Foreseeing his own demise, St Nilus sent St Innocent to the River Nurma and predicted to him: “God is sending you there, and yours shall be a cenobitic monastery; after my death, my wilderness monastery will remain as it was during my life, with the brothers living separately each in his own cell.”

Upon the death of St Nilus, his holy disciple withdrew into the Vologda hinterland and in 1491 he built a cell at the River Eda, which flows into the River Nurma. In a short while disciples began to gather to him. Following the final command of his teacher, St Innocent did not seek any donations for it.

St Innocent labored for thirty years at building his monastery. He left behind an instruction for the brethren, based on the works of the holy Fathers, particularly the writings of St Nilus of Sora. St Innocent bade them first of all to avoid wrangling and disputes and asked them to preserve love for Christ and spiritual peace.

The saint forbid young and beardless monks to be accepted and tonsured at his monastery, and he forbid women to enter the monastery. A monk who left the monastery lost his right to a cell, and if he returned, then he could occupy it only with the consent of the igumen and the brethren. The monk asked that a future church be consecrated in the name of St John the Forerunner, and Baptizer of the Lord, in commemoration of the Third Finding of his Venerable Head (25 May), because St John is a patron for all monks and wilderness dwellers (later, the monastery was called Transfiguration after its chief temple).

St Innocent died on March 19, 1521. In accordance with his last wish, he was buried in a corner of the monastery near a marsh. A stone was placed on his grave inscribed with the year, month and day of his repose.


Martyr Pancharius at Nicomedia

The Holy Martyr Pancharius was a friend of the emperor Diocletian.
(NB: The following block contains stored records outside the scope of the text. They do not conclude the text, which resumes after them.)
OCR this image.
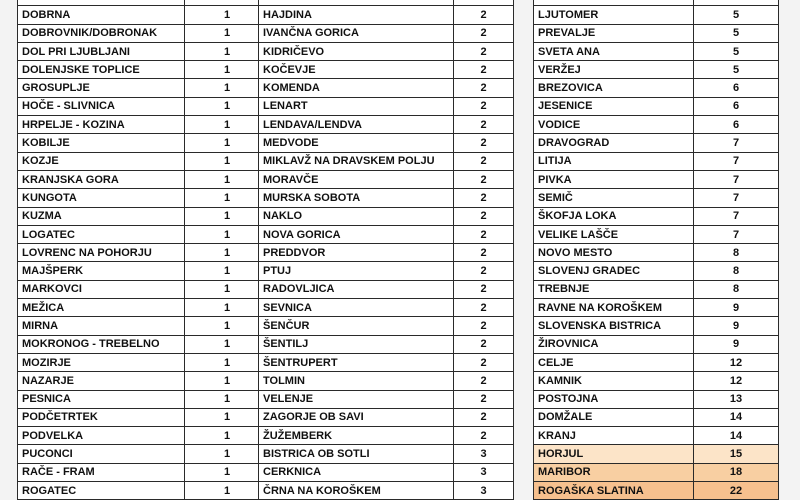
DOBRNA	1
DOBROVNIK/DOBRONAK	1
DOL PRI LJUBLJANI	1
DOLENJSKE TOPLICE	1
GROSUPLJE	1
HOČE - SLIVNICA	1
HRPELJE - KOZINA	1
KOBILJE	1
KOZJE	1
KRANJSKA GORA	1
KUNGOTA	1
KUZMA	1
LOGATEC	1
LOVRENC NA POHORJU	1
MAJŠPERK	1
MARKOVCI	1
MEŽICA	1
MIRNA	1
MOKRONOG - TREBELNO	1
MOZIRJE	1
NAZARJE	1
PESNICA	1
PODČETRTEK	1
PODVELKA	1
PUCONCI	1
RAČE - FRAM	1
ROGATEC	1

HAJDINA	2
IVANČNA GORICA	2
KIDRIČEVO	2
KOČEVJE	2
KOMENDA	2
LENART	2
LENDAVA/LENDVA	2
MEDVODE	2
MIKLAVŽ NA DRAVSKEM POLJU	2
MORAVČE	2
MURSKA SOBOTA	2
NAKLO	2
NOVA GORICA	2
PREDDVOR	2
PTUJ	2
RADOVLJICA	2
SEVNICA	2
ŠENČUR	2
ŠENTILJ	2
ŠENTRUPERT	2
TOLMIN	2
VELENJE	2
ZAGORJE OB SAVI	2
ŽUŽEMBERK	2
BISTRICA OB SOTLI	3
CERKNICA	3
ČRNA NA KOROŠKEM	3

LJUTOMER	5
PREVALJE	5
SVETA ANA	5
VERŽEJ	5
BREZOVICA	6
JESENICE	6
VODICE	6
DRAVOGRAD	7
LITIJA	7
PIVKA	7
SEMIČ	7
ŠKOFJA LOKA	7
VELIKE LAŠČE	7
NOVO MESTO	8
SLOVENJ GRADEC	8
TREBNJE	8
RAVNE NA KOROŠKEM	9
SLOVENSKA BISTRICA	9
ŽIROVNICA	9
CELJE	12
KAMNIK	12
POSTOJNA	13
DOMŽALE	14
KRANJ	14
HORJUL	15
MARIBOR	18
ROGAŠKA SLATINA	22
He abandoned Christianity and became a pagan. His mother and sister sent him a letter in which they urged the apostate to fear God and the dread Last Judgment. Having repented, St Pancharius openly confessed his faith before the emperor, for which he suffered torture at Rome. Then he was sent to Nicomedia and beheaded in 303.


Icon of the Mother of God of Smolensk the “Sweet-Kissing”
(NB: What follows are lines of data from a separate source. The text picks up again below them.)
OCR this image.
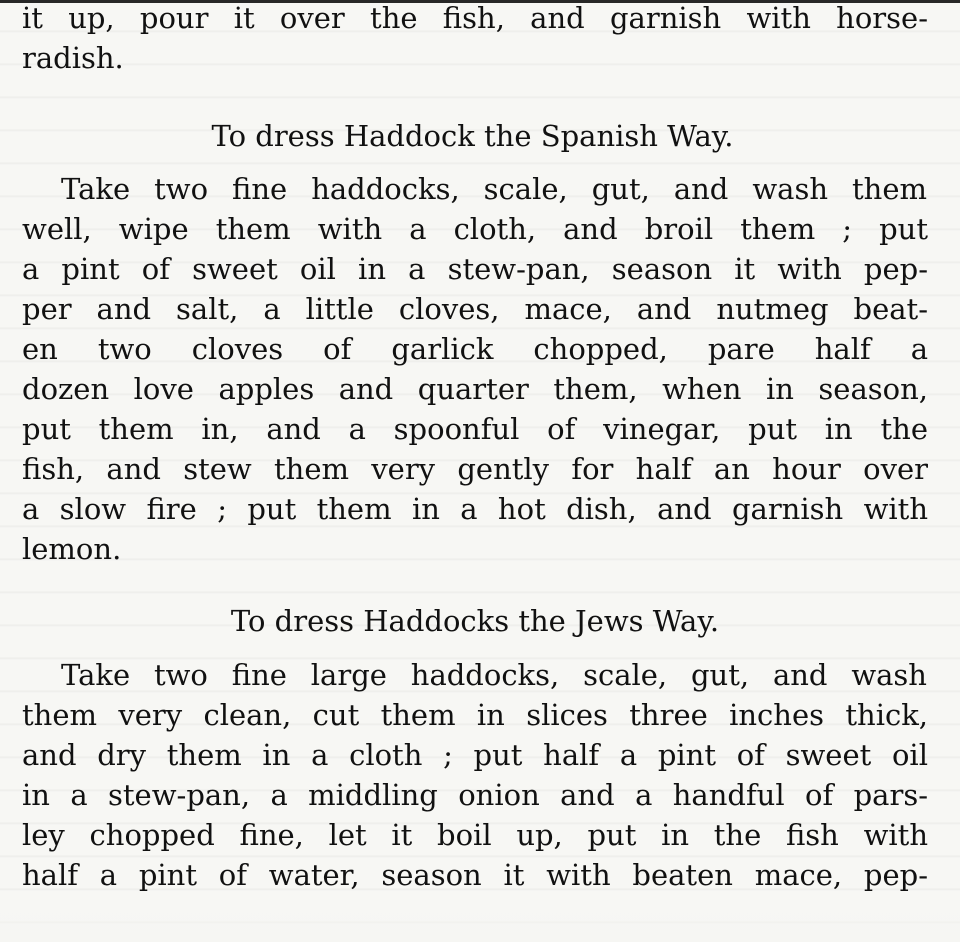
it up, pour it over the fish, and garnish with horse-

radish.

To dress Haddock the Spanish Way.

Take two fine haddocks, scale, gut, and wash them

well, wipe them with a cloth, and broil them ; put

a pint of sweet oil in a stew-pan, season it with pep-

per and salt, a little cloves, mace, and nutmeg beat-

en two cloves of garlick chopped, pare half a

dozen love apples and quarter them, when in season,

put them in, and a spoonful of vinegar, put in the

fish, and stew them very gently for half an hour over

a slow fire ; put them in a hot dish, and garnish with

lemon.

To dress Haddocks the Jews Way.

Take two fine large haddocks, scale, gut, and wash

them very clean, cut them in slices three inches thick,

and dry them in a cloth ; put half a pint of sweet oil

in a stew-pan, a middling onion and a handful of pars-

ley chopped fine, let it boil up, put in the fish with

half a pint of water, season it with beaten mace, pep-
The Smolensk “Tenderness” Icon of the Mother of God manifested itself in the year 1103 at Smolensk. There is another Smolensk “Tenderness” Icon from the vicinity of Okopa (down from Smolensk). This icon was in the encampment of the Russian armies of the military commander Shein, restraining the Polish besiegers from destroying Smolensk for twenty months (1611-1613).


Icon of the Mother of God of Lubyatov

This holy icon, which dates from the fifteenth century, was in the St Nicholas monastery church in the Pskov region.
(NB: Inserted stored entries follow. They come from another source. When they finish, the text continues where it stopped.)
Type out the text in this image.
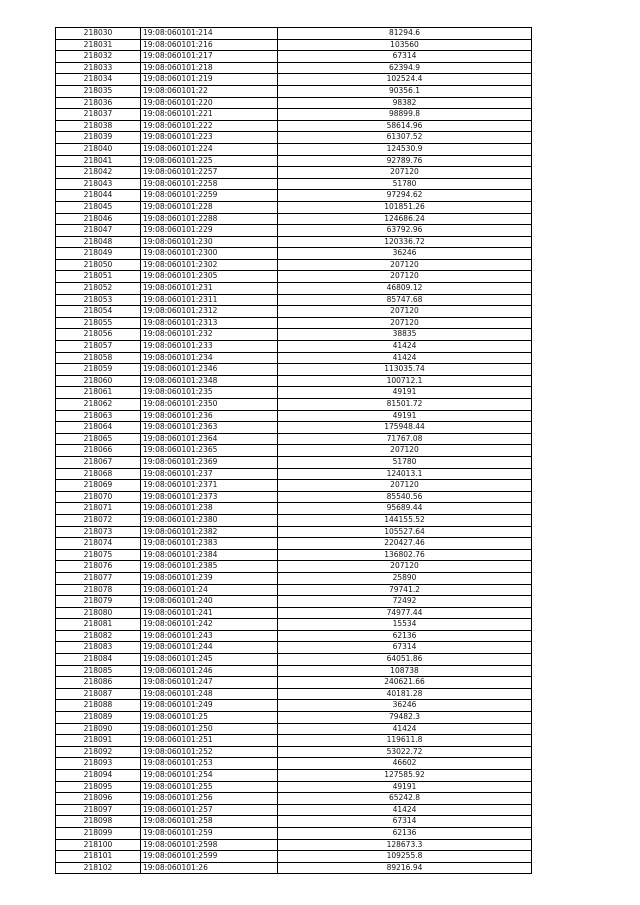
218030	19:08:060101:214	81294.6
218031	19:08:060101:216	103560
218032	19:08:060101:217	67314
218033	19:08:060101:218	62394.9
218034	19:08:060101:219	102524.4
218035	19:08:060101:22	90356.1
218036	19:08:060101:220	98382
218037	19:08:060101:221	98899.8
218038	19:08:060101:222	58614.96
218039	19:08:060101:223	61307.52
218040	19:08:060101:224	124530.9
218041	19:08:060101:225	92789.76
218042	19:08:060101:2257	207120
218043	19:08:060101:2258	51780
218044	19:08:060101:2259	97294.62
218045	19:08:060101:228	101851.26
218046	19:08:060101:2288	124686.24
218047	19:08:060101:229	63792.96
218048	19:08:060101:230	120336.72
218049	19:08:060101:2300	36246
218050	19:08:060101:2302	207120
218051	19:08:060101:2305	207120
218052	19:08:060101:231	46809.12
218053	19:08:060101:2311	85747.68
218054	19:08:060101:2312	207120
218055	19:08:060101:2313	207120
218056	19:08:060101:232	38835
218057	19:08:060101:233	41424
218058	19:08:060101:234	41424
218059	19:08:060101:2346	113035.74
218060	19:08:060101:2348	100712.1
218061	19:08:060101:235	49191
218062	19:08:060101:2350	81501.72
218063	19:08:060101:236	49191
218064	19:08:060101:2363	175948.44
218065	19:08:060101:2364	71767.08
218066	19:08:060101:2365	207120
218067	19:08:060101:2369	51780
218068	19:08:060101:237	124013.1
218069	19:08:060101:2371	207120
218070	19:08:060101:2373	85540.56
218071	19:08:060101:238	95689.44
218072	19:08:060101:2380	144155.52
218073	19:08:060101:2382	105527.64
218074	19:08:060101:2383	220427.46
218075	19:08:060101:2384	136802.76
218076	19:08:060101:2385	207120
218077	19:08:060101:239	25890
218078	19:08:060101:24	79741.2
218079	19:08:060101:240	72492
218080	19:08:060101:241	74977.44
218081	19:08:060101:242	15534
218082	19:08:060101:243	62136
218083	19:08:060101:244	67314
218084	19:08:060101:245	64051.86
218085	19:08:060101:246	108738
218086	19:08:060101:247	240621.66
218087	19:08:060101:248	40181.28
218088	19:08:060101:249	36246
218089	19:08:060101:25	79482.3
218090	19:08:060101:250	41424
218091	19:08:060101:251	119611.8
218092	19:08:060101:252	53022.72
218093	19:08:060101:253	46602
218094	19:08:060101:254	127585.92
218095	19:08:060101:255	49191
218096	19:08:060101:256	65242.8
218097	19:08:060101:257	41424
218098	19:08:060101:258	67314
218099	19:08:060101:259	62136
218100	19:08:060101:2598	128673.3
218101	19:08:060101:2599	109255.8
218102	19:08:060101:26	89216.94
There was once a silver plaque with an inscription from 1890 on the reverse of the icon. It told of how Tsar Ivan the Terrible came to the monastery of St Nicholas at Lubyatov during Great Lent in 1570. He had stopped there on his way to punish the people of Pskov, for he believed that they were about to give their allegiance to the Prince of Lithuania.

During the morning service, he happened to gaze at the icon of the Mother of God, and his heart was moved to compunction. “Let the killing stop,” he said. “Put away your swords.”

Soldiers of the Polish king Stephen Batory shot at the icon as they were on their way to attack Pskov in 1581.

Communists confiscated the icon in 1928, and in 1930 it was placed in the Tretiakov Gallery.

The icon has elements from three other types of icons of the Mother of God. Essentially, it belongs to the Eleousa type, like the Vladimir Icon (May 21, June 23, August 26). The gesture of the divine Child resembles the “Sweet-Kissing” or “Tenderness” Icon of Smolensk (March 19), and the scroll seems to come from the Hodigitria Icon (July 28).